Numa das maiores salas de audiências do Palácio da Justiça estarão o colectivo de juízes presidido por Carla Meneses, o procurador Paulo Oliveira e quatro advogados. Vão usar todos viseira e/ou máscara.
Mas como há que garantir o distanciamento mínimo de 2 metros entre cada interveniente, mais oito advogados seguem a audiência, por videoconferência, em duas outras salas do mesmo tribunal.
Dez arguidos que estão em prisão preventiva vão acompanhar o julgamento por videoconferência a partir do auditório da cadeia da Cancela. Há outro que está preso na cadeia de Tires (Grande Lisboa). Três arguidos estão em prisão domiciliária em Madrid, Corunha e Canárias e serão ouvidos via Skype. Estão agendadas audiências para hoje e amanhã.
Conforme o DIÁRIO noticiou sábado, os 14 estrangeiros que vão a julgamento são acusados de pertencer a uma rede que transportava cocaína desde a América do Sul para o continente europeu. A droga seguia na bagagem de passageiros de navios de cruzeiro e era desembarcada em portos insulares, sendo depois remetida por via aérea para os países europeus.

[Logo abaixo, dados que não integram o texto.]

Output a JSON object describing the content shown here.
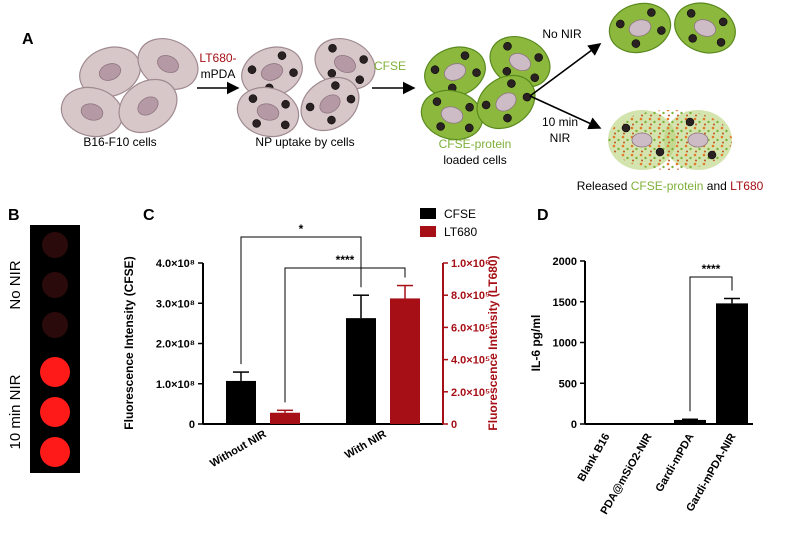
{
  "panel_a": {
    "label": "A",
    "step1": {
      "line1": "LT680-",
      "line2": "mPDA"
    },
    "step2": "CFSE",
    "cells1": "B16-F10 cells",
    "cells2": "NP uptake by cells",
    "cells3": {
      "line1": "CFSE-protein",
      "line2": "loaded cells"
    },
    "branch1": "No NIR",
    "branch2": {
      "line1": "10 min",
      "line2": "NIR"
    },
    "released": {
      "prefix": "Released",
      "protein": "CFSE-protein",
      "and": "and",
      "dye": "LT680"
    }
  },
  "panel_b": {
    "label": "B",
    "rows": [
      "No NIR",
      "10 min NIR"
    ]
  },
  "chart_data": [
    {
      "type": "bar",
      "label": "C",
      "categories": [
        "Without NIR",
        "With NIR"
      ],
      "series": [
        {
          "name": "CFSE",
          "color": "#000000",
          "values": [
            107000000,
            263000000
          ],
          "errors": [
            22000000,
            57000000
          ]
        },
        {
          "name": "LT680",
          "color": "#a50f15",
          "axis": "y2",
          "values": [
            70000,
            780000
          ],
          "errors": [
            15000,
            80000
          ]
        }
      ],
      "ylabel": "Fluorescence Intensity (CFSE)",
      "y2label": "Fluorescence Intensity (LT680)",
      "ylim": [
        0,
        400000000
      ],
      "yticks": [
        0,
        {
          "value": 100000000,
          "label": "1.0×10⁸"
        },
        {
          "value": 200000000,
          "label": "2.0×10⁸"
        },
        {
          "value": 300000000,
          "label": "3.0×10⁸"
        },
        {
          "value": 400000000,
          "label": "4.0×10⁸"
        }
      ],
      "y2lim": [
        0,
        1000000
      ],
      "y2ticks": [
        0,
        {
          "value": 200000,
          "label": "2.0×10⁵"
        },
        {
          "value": 400000,
          "label": "4.0×10⁵"
        },
        {
          "value": 600000,
          "label": "6.0×10⁵"
        },
        {
          "value": 800000,
          "label": "8.0×10⁵"
        },
        {
          "value": 1000000,
          "label": "1.0×10⁶"
        }
      ],
      "annotations": [
        "*",
        "****"
      ],
      "legend": "upper right"
    },
    {
      "type": "bar",
      "label": "D",
      "categories": [
        "Blank B16",
        "PDA@mSiO2-NIR",
        "Gardi-mPDA",
        "Gardi-mPDA-NIR"
      ],
      "values": [
        0,
        0,
        50,
        1480
      ],
      "errors": [
        0,
        0,
        8,
        60
      ],
      "color": "#000000",
      "ylabel": "IL-6 pg/ml",
      "ylim": [
        0,
        2000
      ],
      "yticks": [
        0,
        500,
        1000,
        1500,
        2000
      ],
      "annotations": [
        "****"
      ]
    }
  ]
}
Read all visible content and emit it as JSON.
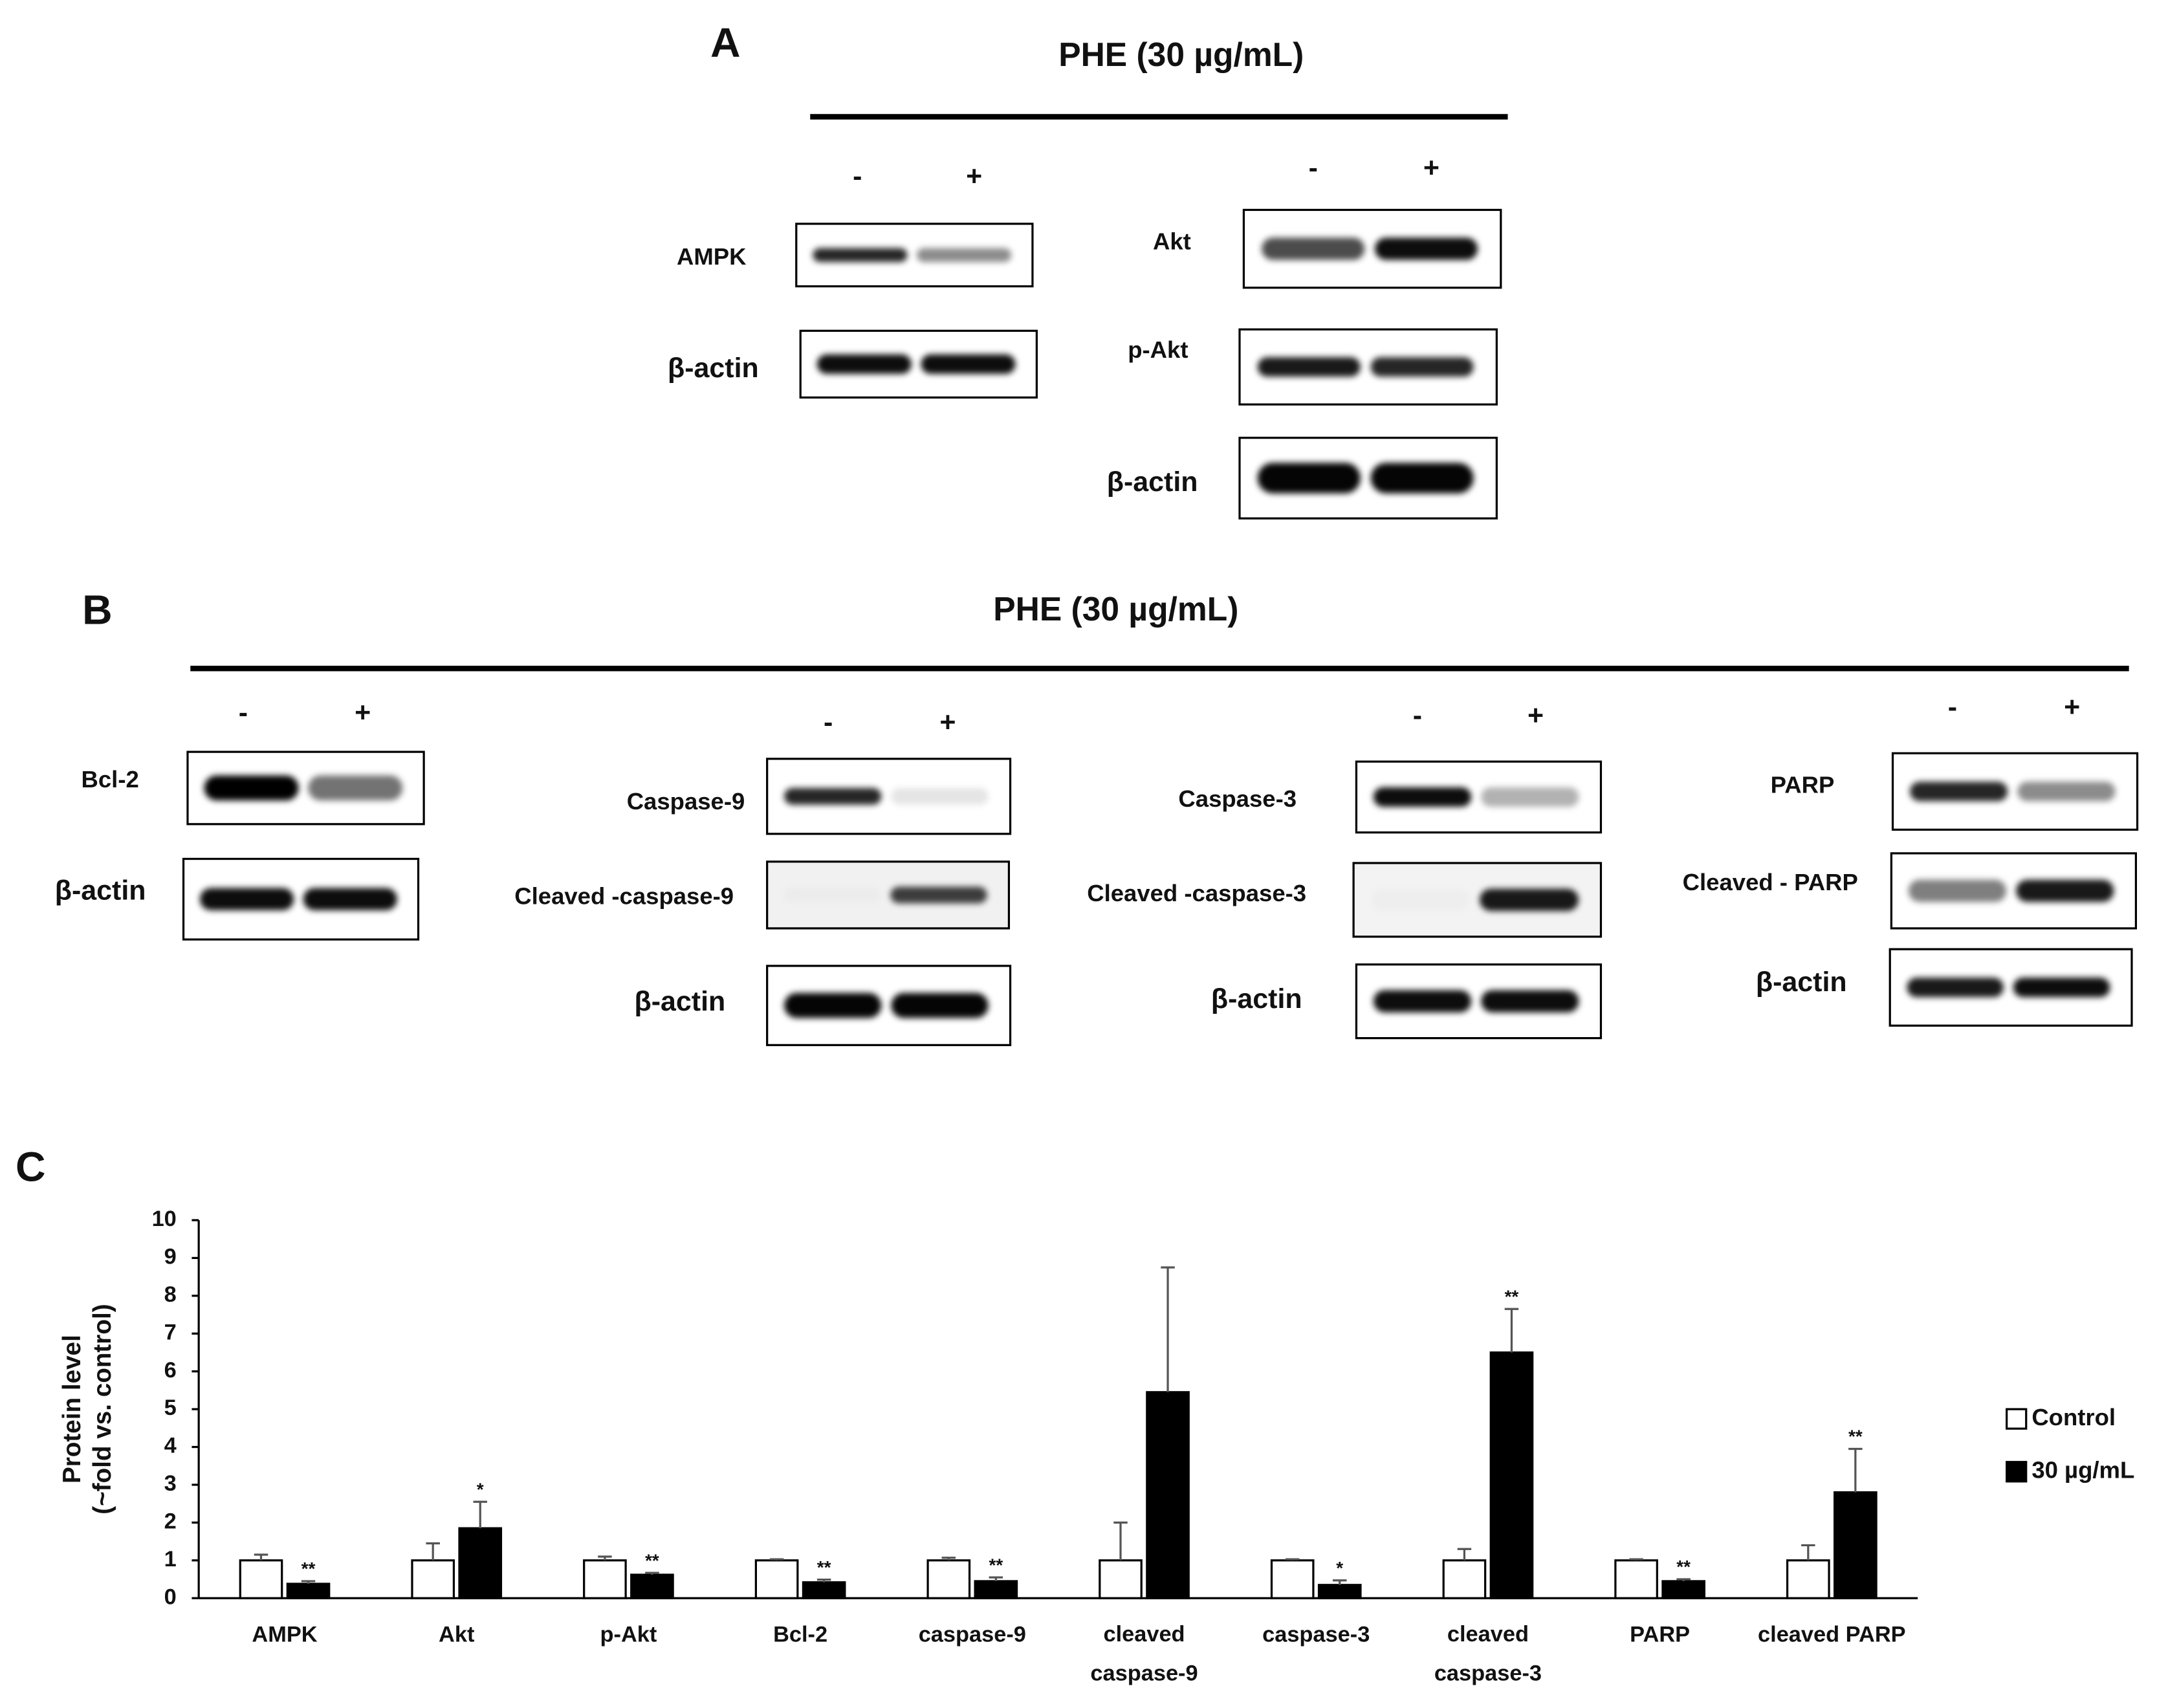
{
  "panel_a": {
    "label": "A",
    "treatment": "PHE (30 µg/mL)",
    "lanes": [
      "-",
      "+"
    ],
    "blots": [
      "AMPK",
      "β-actin",
      "Akt",
      "p-Akt",
      "β-actin"
    ]
  },
  "panel_b": {
    "label": "B",
    "treatment": "PHE (30 µg/mL)",
    "lanes": [
      "-",
      "+"
    ],
    "blots": [
      "Bcl-2",
      "β-actin",
      "Caspase-9",
      "Cleaved -caspase-9",
      "β-actin",
      "Caspase-3",
      "Cleaved -caspase-3",
      "β-actin",
      "PARP",
      "Cleaved - PARP",
      "β-actin"
    ]
  },
  "panel_c": {
    "label": "C"
  },
  "chart_data": {
    "type": "bar",
    "ylabel": [
      "Protein level",
      "(~fold vs. control)"
    ],
    "categories": [
      "AMPK",
      "Akt",
      "p-Akt",
      "Bcl-2",
      "caspase-9",
      "cleaved caspase-9",
      "caspase-3",
      "cleaved caspase-3",
      "PARP",
      "cleaved PARP"
    ],
    "series": [
      {
        "name": "Control",
        "color": "#ffffff",
        "values": [
          1,
          1,
          1,
          1,
          1,
          1,
          1,
          1,
          1,
          1
        ],
        "errors": [
          0.15,
          0.45,
          0.1,
          0.03,
          0.07,
          1.0,
          0.03,
          0.3,
          0.03,
          0.4
        ]
      },
      {
        "name": "30 µg/mL",
        "color": "#000000",
        "values": [
          0.38,
          1.85,
          0.62,
          0.42,
          0.45,
          5.45,
          0.35,
          6.5,
          0.45,
          2.8
        ],
        "errors": [
          0.07,
          0.7,
          0.05,
          0.07,
          0.1,
          3.3,
          0.12,
          1.15,
          0.05,
          1.15
        ],
        "annotations": [
          "**",
          "*",
          "**",
          "**",
          "**",
          null,
          "*",
          "**",
          "**",
          "**"
        ]
      }
    ],
    "ylim": [
      0,
      10
    ],
    "yticks": [
      0,
      1,
      2,
      3,
      4,
      5,
      6,
      7,
      8,
      9,
      10
    ],
    "grid": false,
    "legend": "right"
  }
}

O grupo que agora chega a tribunal foi detido a 24 de Março de 2019 na posse de 11,6 quilos de cocaína durante uma escala do paquete ‘MSC_Opera’ no porto do Funchal.
A acusação do Ministério Público, baseada na investigação da PJ e nas informações da National Crime Agency (Reino Unido), diz que o grupo, constituído quase totalmente por sul-americanos, recorria a indivíduos com grande mobilidade em países europeus (Espanha, Reino Unido, Holanda e Alemanha) para disfarçar as viagens e a actividade do narcotráfico.